For larger networks, switch to the Monte-Carlo solver:

```python
network.get_shapley_values_approx(num_samples=10_000)
```

## Examples and case studies

The decomposition theorems in `shapcpm` were originally developed for Meta's Continuous Integration Time analysis; see the companion [CCIW @ ICST 2026 talk](#documentation) for how they are wired into production.

For research-style examples, the three case studies in Wang, Wang & Jin (2024) — a 7-activity house build, a 13-activity construction project, and a 22-activity classic from Levy, Thompson & Wiest (1963) — make small, well-known reproductions. 

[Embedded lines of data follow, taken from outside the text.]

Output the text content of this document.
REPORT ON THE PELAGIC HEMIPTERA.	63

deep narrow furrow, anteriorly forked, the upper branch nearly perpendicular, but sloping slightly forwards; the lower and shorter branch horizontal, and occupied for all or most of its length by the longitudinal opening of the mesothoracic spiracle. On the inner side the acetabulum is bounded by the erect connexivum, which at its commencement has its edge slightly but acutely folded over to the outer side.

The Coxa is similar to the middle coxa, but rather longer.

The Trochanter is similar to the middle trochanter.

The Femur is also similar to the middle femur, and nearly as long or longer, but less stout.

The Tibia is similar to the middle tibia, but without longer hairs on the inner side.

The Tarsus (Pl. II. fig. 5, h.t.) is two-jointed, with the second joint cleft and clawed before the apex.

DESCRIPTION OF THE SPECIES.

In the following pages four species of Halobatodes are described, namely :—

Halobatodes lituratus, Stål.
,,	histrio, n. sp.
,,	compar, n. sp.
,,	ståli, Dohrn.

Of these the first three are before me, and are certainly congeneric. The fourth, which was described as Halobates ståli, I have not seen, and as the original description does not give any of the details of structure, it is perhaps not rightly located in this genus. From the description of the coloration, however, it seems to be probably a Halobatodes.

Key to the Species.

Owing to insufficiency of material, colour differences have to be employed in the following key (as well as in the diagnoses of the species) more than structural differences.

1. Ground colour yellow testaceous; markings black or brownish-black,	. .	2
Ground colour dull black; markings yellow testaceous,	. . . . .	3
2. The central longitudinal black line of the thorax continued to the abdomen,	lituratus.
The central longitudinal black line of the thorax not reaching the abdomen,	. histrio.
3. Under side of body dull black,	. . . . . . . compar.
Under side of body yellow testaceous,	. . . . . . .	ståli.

Worked notebooks live in [`docs/examples/`](docs/examples/):
- [`wang2024_case1.ipynb`](docs/examples/wang2024_case1.ipynb) — reproduces the 7-activity house-build network from Case 1 of Wang, Wang & Jin (2024), and discusses how `shapcpm`'s makespan attribution relates to the paper's delay attribution.- 

## Documentation

- **Talk.** Swierc, S. *A Hybrid Approach to Optimizing CI Time at Scale: Marginal and Concurrent Delay Analysis.* CI/CD Industry Workshop (CCIW) at ICST 2026 — how Shapley Values are at Meta. *Slides and video link will be added after the conference.*
- **Paper.** Wang, H., Wang, W., & Jin, Z. (2024). *Mechanism for allocating delay to constituent activities in project management.* Computers & Industrial Engineering, 197, 110603. [doi.org/10.1016/j.cie.2024.110603](https://doi.org/10.1016/j.cie.2024.110603) — the mathematical foundation.

## Getting help

- **Bugs and feature requests.** Open a [GitHub issue](https://github.com/facebookresearch/shapcpm/issues). Networks where the approximate solver underperforms are especially welcome — they help us extend the skip-condition set.
- **Questions and discussion.** [GitHub Discussions](https://github.com/facebookresearch/shapcpm/discussions). [CONFIRM Discussions enabled.]
- **Publications using `shapcpm`.** If you publish on top of the library, open an issue tagged `publication` and we will link to it from the README.

## Citation

If you use `shapcpm` in academic work, please consider citing it as:

```bibtex
@inproceedings{swierc2026shapcpm,
  title     = {A Hybrid Approach to Optimizing Build and Test Time: 
              Marginal and Concurrent Delay Analysis},
  author    = {Swierc, Stanislaw and Yost, Scott and Villa, Ben},
  maintitle = {IEEE Conference on Software Testing, Verification and Validation (ICST)},
  booktitle = {Proceedings of the 6th CI/CD Industry Workshop (CCIW)},
  year      = {2026},
}
```

## Contributing

We welcome pull requests. Please read [`CONTRIBUTING.md`](CONTRIBUTING.md) before submitting changes; this project adopts the [Contributor Covenant Code of Conduct](CODE_OF_CONDUCT.md).

`shapcpm` is maintained by Meta with a minimum 6-month commitment beyond launch to address issues and community questions.

## License

`shapcpm` is MIT licensed, as found in the [LICENSE](LICENSE) file.